Autobranche sieht Entscheidung als wichtigen Schritt

Der deutsche Verband der Automobilindustrie (VDA) sieht in dem Aufschub einen ersten wichtigen Schritt. “Politisches Handeln bedeutet, nicht nur Ziele zu setzen, sondern auch deren Erreichung zu ermöglichen”, sagte Verbandspräsidentin Hildegard Müller der Deutschen Presse-Agentur. Die Rahmenbedingungen in vielen Bereichen seien unzureichend, Ziele sollten grundsätzlich flexibler gestaltet werden. Angesichts globaler Herausforderungen und der momentan schleppenden Nachfrage nach E-Autos gebe es weiteren Handlungs- und Gesprächsbedarf. Als Beispiele nannte Müller unter anderem den Ausbau der Ladeinfrastruktur, die Strompreise, die Halbleiterversorgung und die Batterieproduktion. Die internationale Wettbewerbsfähigkeit des Standortes dürfe nicht weiter vernachlässigt werden.

Warum Strafen drohen Hintergrund der drohenden Strafen für die ohnehin angeschlagene Industrie sind Flottengrenzwerte, die einen Durchschnittswert an CO2-Ausstoß pro Auto erlauben. Mit Beginn des Jahres haben sich diese gesetzlichen Vorgaben verschärft. Im Schnitt aller in der EU in einem Jahr zugelassenen Fahrzeuge darf dieser Grenzwert nicht überschritten werden. Für zu viel ausgestoßenes CO2 müssen die Hersteller Strafe zahlen. Weil sich unter anderem der Absatz für E-Autos nicht so gut entwickelt hat, wie früher prognostiziert wurde, könnten Autobauer die Grenzwerte deutlich überschreiten.

Autoindustrie unter Druck

Die vor allem für die deutsche Wirtschaft entscheidende Branche steht unter Druck. Zunehmend machen den Herstellern Firmen aus China und den USA Konkurrenz. Dort haben Unternehmen die Umstellung auf die E-Mobilität schneller geschafft. Hinzu kommt, dass die Autohersteller derzeit stark vom Handelskonflikt mit den USA betroffen sind. Die von US-Präsident Donald Trump ausgesprochenen Zölle auf Autos und Automobilteile von 25 Prozent waren Anfang April in Kraft getreten. Die Vereinigten Staaten sind für die deutsche Automobilbranche einer der wichtigsten Handelspartner: Laut Zahlen des Statistischen Bundesamts nahmen die USA mit 13,1 Prozent der Exporte so viele Pkw ab wie kein anderes Land. Fast jeder dritte Porsche und jeder sechste BMW wurde 2024 in Nordamerika verkauft, bei VW, Audi und Mercedes-Benz lag der Anteil jeweils bei 12 bis 15 Prozent. Aber auch auf dem deutschen Markt ist die Lage angespannt. Insgesamt wurden im vergangenen Jahr laut Kraftfahrt-Bundesamt rund 2,8 Millionen Autos in Deutschland neu zugelassen. Das war etwa ein Prozent weniger als im Jahr davor und rund ein Viertel weniger als 2019, dem letzten Jahr vor der Corona-Pandemie.

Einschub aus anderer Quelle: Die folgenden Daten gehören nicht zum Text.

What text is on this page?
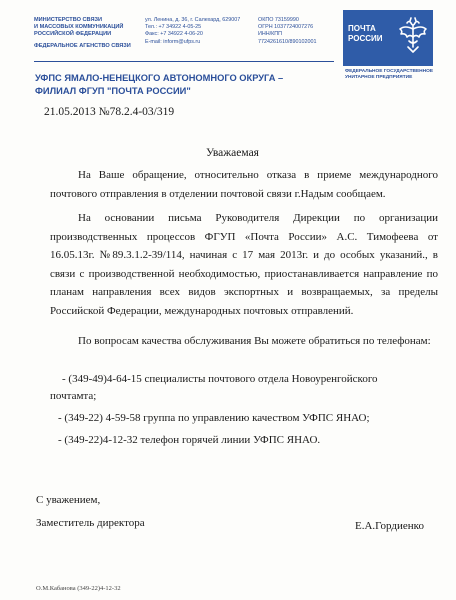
МИНИСТЕРСТВО СВЯЗИ
И МАССОВЫХ КОММУНИКАЦИЙ
РОССИЙСКОЙ ФЕДЕРАЦИИ
ФЕДЕРАЛЬНОЕ АГЕНСТВО СВЯЗИ
ул. Ленина, д. 36, г. Салехард, 629007
Тел.: +7 34922 4-05-25
Факс: +7 34922 4-06-20
E-mail: inform@ufps.ru
ОКПО 73159990
ОГРН 1037724007276
ИНН/КПП
7724261610/890102001
ПОЧТА
РОССИИ
ФЕДЕРАЛЬНОЕ ГОСУДАРСТВЕННОЕ
УНИТАРНОЕ ПРЕДПРИЯТИЕ
УФПС ЯМАЛО-НЕНЕЦКОГО АВТОНОМНОГО ОКРУГА –
ФИЛИАЛ ФГУП "ПОЧТА РОССИИ"
21.05.2013 №78.2.4-03/319
Уважаемая

На Ваше обращение, относительно отказа в приеме международного почтового отправления в отделении почтовой связи г.Надым сообщаем.

На основании письма Руководителя Дирекции по организации производственных процессов ФГУП «Почта России» А.С. Тимофеева от 16.05.13г. №89.3.1.2-39/114, начиная с 17 мая 2013г. и до особых указаний., в связи с производственной необходимостью, приостанавливается направление по планам направления всех видов экспортных и возвращаемых, за пределы Российской Федерации, международных почтовых отправлений.

По вопросам качества обслуживания Вы можете обратиться по телефонам:

- (349-49)4-64-15 специалисты почтового отдела Новоуренгойского
почтамта;
- (349-22) 4-59-58 группа по управлению качеством УФПС ЯНАО;
- (349-22)4-12-32 телефон горячей линии УФПС ЯНАО.
С уважением,
Заместитель директора	Е.А.Гордиенко
О.М.Кабанова (349-22)4-12-32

Verkehr ist Sorgenkind beim Klimaschutz Im Verkehrssektor gibt es bisher deutlich weniger Fortschritt beim Klimaschutz im Vergleich zu anderen Bereichen. Zwar sanken die Emissionen im Verkehr in Deutschland nach Angaben der Denkfabrik Agora Energiewende um zwei Millionen Tonnen gegenüber dem Vorjahr. Das sei aber etwa auf geringeren Lkw-Verkehr wegen der Wirtschaftsflaute zurückzuführen. “Der CO2-Flottengrenzwert ist das wichtigste Instrument des Klimaschutzes im Verkehrsbereich und erweist sich als effektiv”, teilte Felix Creutzig vom Potsdam-Institut für Klimafolgenforschung mit. Dies zeige sich vor allem darin, dass Autohersteller Elektroautos vermehrt und verbilligt anböten, um Werte zu erreichen. Eine Flexibilisierung bedeute, dass mehr CO2 ausgestoßen werde. Creutzig war Mitglied im Expertenbeirat Klimaschutz von Ex-Verkehrsminister Volker Wissing und ist Mitglied des Nachhaltigkeitsbeirats von Mercedes.